To the Wolves' surprise, Greg Buckner has turned out to be a leader -- and an emergency point guard.
INDIANAPOLIS - Greg Buckner knew in June his days with the Dallas Mavericks were done.
He didn't know he would end up in Minnesota on training camp's eve, and he never, ever imagined that, after eight NBA seasons as a defensive specialist at small forward and big guard, he would be the most efficient of the healthy Timberwolves point guards halfway through their preseason schedule.
"Something new," he said with a smile.
Last month's trade for Trenton Hassell the night before the team left for Turkey made him a veteran oddity on a Wolves team now committed to youth. Injuries that have sidelined point guards Randy Foye and Sebastian Telfair combined with Buckner's veteran savvy have put the basketball in his hands when Marko Jaric, uneven as the team's starting point guard for now, goes to the bench.
The 6-4 Buckner hadn't played point guard since the unconventional Don Nelson coached him early in his career in Dallas.
"Guys get to this league because they're versatile," said Buckner, 31. "I haven't played point guard in a long, long time, but I can do that.
"I'm not going to go out there and be fancy like Steve Nash. I'm going to get guys in the right places and see what happens."
Coach Randy Wittman wasn't certain what kind of player he was getting when the Wolves traded Hassell, a starter for most of the past three seasons, in a deal that gives the team some salary-cap flexibility.
He said he never expected Buckner -- a former Clemson star who battled the Gophers in that memorable 1997 Midwest Regional semifinal game in San Antonio -- to be the leader he has been since he arrived.
"He brings a guidance," Wittman said. "He's not a vocal guy. It's just the small, little things he has done with the young guys: 'You've got to do this on this play,' or 'You've got to do that on that play.' With those things, he has been unbelievable. I wouldn't even have dreamed we'd get that when we made the deal."
He also didn't envision he might have another point-guard option.
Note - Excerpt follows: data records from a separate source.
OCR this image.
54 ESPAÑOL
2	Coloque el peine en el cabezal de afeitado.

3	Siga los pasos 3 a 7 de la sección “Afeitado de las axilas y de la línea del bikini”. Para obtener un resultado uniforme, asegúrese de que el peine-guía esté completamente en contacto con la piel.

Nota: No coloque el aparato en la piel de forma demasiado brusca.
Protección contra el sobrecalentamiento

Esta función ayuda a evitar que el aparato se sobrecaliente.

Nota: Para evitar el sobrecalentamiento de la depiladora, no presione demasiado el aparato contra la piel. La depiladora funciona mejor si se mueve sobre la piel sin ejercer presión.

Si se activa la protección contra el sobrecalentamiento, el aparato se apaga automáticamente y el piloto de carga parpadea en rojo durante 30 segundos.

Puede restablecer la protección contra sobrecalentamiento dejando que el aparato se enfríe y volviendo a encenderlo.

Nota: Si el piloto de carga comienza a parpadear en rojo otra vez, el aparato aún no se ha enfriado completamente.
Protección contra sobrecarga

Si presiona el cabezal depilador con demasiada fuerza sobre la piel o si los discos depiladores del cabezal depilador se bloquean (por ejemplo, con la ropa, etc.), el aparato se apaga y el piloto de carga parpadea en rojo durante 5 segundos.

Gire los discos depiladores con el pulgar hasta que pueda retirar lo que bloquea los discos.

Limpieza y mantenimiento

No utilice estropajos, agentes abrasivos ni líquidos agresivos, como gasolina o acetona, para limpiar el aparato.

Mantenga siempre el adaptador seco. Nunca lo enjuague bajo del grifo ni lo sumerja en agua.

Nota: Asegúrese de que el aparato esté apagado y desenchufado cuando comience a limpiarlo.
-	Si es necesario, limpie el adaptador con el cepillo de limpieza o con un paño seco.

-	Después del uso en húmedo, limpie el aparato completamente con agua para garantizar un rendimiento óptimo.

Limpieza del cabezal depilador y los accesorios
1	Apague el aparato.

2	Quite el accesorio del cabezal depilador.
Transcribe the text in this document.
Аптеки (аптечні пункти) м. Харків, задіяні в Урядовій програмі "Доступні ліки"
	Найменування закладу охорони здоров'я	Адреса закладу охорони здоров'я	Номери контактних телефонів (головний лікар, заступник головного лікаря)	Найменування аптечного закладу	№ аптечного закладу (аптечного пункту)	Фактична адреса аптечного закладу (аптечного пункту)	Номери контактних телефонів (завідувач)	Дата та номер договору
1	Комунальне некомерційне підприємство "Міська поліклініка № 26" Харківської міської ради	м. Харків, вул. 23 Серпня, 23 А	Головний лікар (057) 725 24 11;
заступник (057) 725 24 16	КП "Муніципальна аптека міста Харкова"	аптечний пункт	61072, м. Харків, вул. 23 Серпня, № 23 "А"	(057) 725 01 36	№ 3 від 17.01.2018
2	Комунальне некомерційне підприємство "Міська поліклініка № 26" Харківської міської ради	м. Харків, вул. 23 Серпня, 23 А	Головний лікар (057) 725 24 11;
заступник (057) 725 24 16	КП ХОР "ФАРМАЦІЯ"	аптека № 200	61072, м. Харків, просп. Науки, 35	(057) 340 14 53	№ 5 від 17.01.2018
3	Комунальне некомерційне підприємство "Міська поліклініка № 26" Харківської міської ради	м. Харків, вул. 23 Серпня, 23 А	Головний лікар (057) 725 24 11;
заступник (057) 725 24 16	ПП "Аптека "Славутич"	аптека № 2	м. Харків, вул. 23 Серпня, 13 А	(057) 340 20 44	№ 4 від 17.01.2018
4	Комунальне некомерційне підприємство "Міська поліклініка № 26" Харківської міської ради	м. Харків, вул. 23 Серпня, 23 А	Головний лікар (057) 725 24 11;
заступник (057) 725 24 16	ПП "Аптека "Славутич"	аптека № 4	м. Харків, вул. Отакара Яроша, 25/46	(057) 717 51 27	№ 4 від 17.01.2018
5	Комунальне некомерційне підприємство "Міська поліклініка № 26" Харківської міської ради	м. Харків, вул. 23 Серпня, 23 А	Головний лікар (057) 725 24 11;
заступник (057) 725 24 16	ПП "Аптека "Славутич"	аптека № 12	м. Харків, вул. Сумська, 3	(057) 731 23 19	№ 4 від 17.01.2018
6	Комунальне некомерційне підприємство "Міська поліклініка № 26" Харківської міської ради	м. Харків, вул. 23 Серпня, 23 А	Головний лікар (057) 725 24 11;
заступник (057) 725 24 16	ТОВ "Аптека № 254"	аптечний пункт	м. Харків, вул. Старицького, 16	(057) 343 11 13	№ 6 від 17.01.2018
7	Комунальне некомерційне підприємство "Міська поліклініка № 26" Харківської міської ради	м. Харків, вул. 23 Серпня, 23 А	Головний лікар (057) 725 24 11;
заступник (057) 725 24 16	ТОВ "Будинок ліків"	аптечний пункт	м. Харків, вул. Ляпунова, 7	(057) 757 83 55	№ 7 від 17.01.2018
"You never know," Wittman said when asked if Buckner could play that spot in the regular season after Foye and Telfair heal. "If you need somebody to shut down a bigger point guard and if you need somebody who can get you into your offense, he has shown me he can do that. That's something in the back of your mind. That's not the position he's going to play for us. But he can."
Buckner's relatively modest contract makes him a viable financial candidate for a buyout if the Wolves cannot otherwise get their roster down from 16 guaranteed contracts to a player limit of 15. But Wittman said before Friday's 113-110 double-overtime victory at Indiana -- the Wolves' first victory of the preseason over an NBA opponent -- that that wouldn't happen.
"As a coach, I love the essentials he brings," Wittman said.
Buckner played 76 games last season for a Dallas team that went 67-15. On Friday, he played 33 minutes, including extensively down the stretch and into both overtimes.
"I've been around winning basketball," Buckner said. "A lot of the young guys here haven't been around winning too much in the NBA. You've got to pay attention to details every day.
"This is my team, too, now, so I have to help these guys get going. The faster they get going, the better we'll be. You've got to do it every day. You can be good one day and be horrible the next. That's one of the things I can show these guys."